The moment they were gone, Cherion dropped the act.
He exhaled hard and drifted toward a stone pillar in the gallery like it was the only stable thing in the universe. He needed to touch something solid. The world was tilting, just a few degrees, but enough to make his stomach do a slow, nauseating roll.
God, I feel like absolute trash, he thought, pressing his shoulder against the cold pillar.
His limbs felt like they weighed a thousand pounds each. His brain was fuzzy, a thick layer of static humming behind his eyes. It was a familiar feeling, though.
He thought back to his "Taco Hell" days. He remembered a Friday night shift, standing over a deep fryer that smelled like old grease and despair. He’d had a 100-degree fever, his throat felt like he’d swallowed a handful of broken glass, and every time he moved, his joints screamed. But he’d stayed. He’d worked the double shift because the rent didn’t care about his white blood cell count. He’d flipped tacos and bagged burritos with a delirious smile because he couldn’t afford to lose the hours.
If I could handle a Friday night rush at Taco Hell while dying of the flu, I can handle a fancy party, he told himself stubbornly. It’s just fatigue. The adrenaline from everything is finally wearing off, that’s all. It would be a damn shame to miss the fun part after doing all the hard work.
Except... it wasn’t just that.
Something else was gnawing at him.
He scanned the room, his eyes darting frantically toward every doorway, every shadow. He was looking for a specific silhouette. He wanted to see Zarius. It wasn’t just a want, it was a desperate, clawing hunger that felt entirely too big for his chest. He wanted to see the Duke’s handsome, stoic face. He wanted to feel that presence that somehow made the rest of the world feel quiet.
But Zarius was nowhere to be found. Word was he’d been buried in reports, coordinating the final troop movements and the transition to the winter schedule. He was busy. He was always busy.
Just one look, Cherion thought, his heart thudding a frantic, uneven rhythm against his ribs. Just to know he’s there.

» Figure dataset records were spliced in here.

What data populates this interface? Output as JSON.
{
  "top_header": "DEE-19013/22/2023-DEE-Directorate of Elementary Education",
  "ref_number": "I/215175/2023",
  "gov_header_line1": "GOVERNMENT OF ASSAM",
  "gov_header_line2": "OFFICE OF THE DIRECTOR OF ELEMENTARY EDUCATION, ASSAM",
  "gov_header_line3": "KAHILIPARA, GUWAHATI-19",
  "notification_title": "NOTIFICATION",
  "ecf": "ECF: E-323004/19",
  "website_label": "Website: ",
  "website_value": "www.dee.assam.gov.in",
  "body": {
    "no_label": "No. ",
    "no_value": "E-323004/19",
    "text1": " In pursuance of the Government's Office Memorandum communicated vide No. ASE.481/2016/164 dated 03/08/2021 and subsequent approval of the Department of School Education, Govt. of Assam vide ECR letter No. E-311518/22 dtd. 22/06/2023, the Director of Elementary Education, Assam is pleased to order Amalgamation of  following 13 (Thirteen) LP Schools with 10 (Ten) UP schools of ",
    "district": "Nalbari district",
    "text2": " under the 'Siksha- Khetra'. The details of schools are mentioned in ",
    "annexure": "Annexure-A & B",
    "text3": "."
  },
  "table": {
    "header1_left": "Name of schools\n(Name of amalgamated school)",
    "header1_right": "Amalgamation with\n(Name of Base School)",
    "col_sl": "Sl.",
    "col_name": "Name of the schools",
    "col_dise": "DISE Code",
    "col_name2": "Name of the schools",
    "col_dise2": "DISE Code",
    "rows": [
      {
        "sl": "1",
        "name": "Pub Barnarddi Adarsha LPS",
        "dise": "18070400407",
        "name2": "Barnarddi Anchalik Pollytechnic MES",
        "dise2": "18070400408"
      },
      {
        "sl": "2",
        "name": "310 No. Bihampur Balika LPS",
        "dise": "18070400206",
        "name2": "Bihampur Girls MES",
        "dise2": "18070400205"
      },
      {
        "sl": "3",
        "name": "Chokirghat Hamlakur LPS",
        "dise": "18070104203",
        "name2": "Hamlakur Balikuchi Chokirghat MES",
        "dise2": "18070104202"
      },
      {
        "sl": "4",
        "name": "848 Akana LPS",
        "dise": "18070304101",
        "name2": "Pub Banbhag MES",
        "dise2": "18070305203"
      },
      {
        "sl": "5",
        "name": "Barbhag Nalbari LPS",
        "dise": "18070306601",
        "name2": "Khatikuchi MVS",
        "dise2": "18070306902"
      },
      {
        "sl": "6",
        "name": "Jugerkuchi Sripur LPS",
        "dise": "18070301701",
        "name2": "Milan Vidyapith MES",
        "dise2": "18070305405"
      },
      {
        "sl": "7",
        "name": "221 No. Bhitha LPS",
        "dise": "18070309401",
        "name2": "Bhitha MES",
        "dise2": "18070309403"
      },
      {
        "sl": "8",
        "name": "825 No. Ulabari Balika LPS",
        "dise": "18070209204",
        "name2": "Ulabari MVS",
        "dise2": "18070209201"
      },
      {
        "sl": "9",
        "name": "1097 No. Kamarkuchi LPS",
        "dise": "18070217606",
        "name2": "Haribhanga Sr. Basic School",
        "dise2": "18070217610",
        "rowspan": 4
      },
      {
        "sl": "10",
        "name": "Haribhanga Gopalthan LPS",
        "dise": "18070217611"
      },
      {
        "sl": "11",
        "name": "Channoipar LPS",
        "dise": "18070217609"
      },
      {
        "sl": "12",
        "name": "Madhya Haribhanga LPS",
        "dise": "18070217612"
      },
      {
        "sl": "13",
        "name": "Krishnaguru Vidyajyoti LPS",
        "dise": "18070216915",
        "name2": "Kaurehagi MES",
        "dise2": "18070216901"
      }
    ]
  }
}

The heat in his body spiked suddenly, a sharp, white-hot flash that made his knees buckle for a split second. He grabbed the pillar, his knuckles turning a ghostly white against the dark stone. He reached up, touching his forehead with a trembling hand.
His palm felt like a block of ice. His skin felt like a furnace.
"Suck," he hissed under his breath, a small, hysterical laugh bubbling up in his throat. "Okay. So we’ve moved from ’under the weather’ to ’actual fever.’ Fantastic timing, Cherion. Really top-tier planning."
He took a long, shaky breath, trying to force the dizziness back into the corners of his mind. He couldn’t be sick.
He straightened his tunic, pushed himself away from the pillar, and ignored the way the floor seemed to move like the deck of a ship.
"I’m fine," he whispered to the empty air, the words sounding more like a prayer than a statement. "I’m just a little tired. That’s all."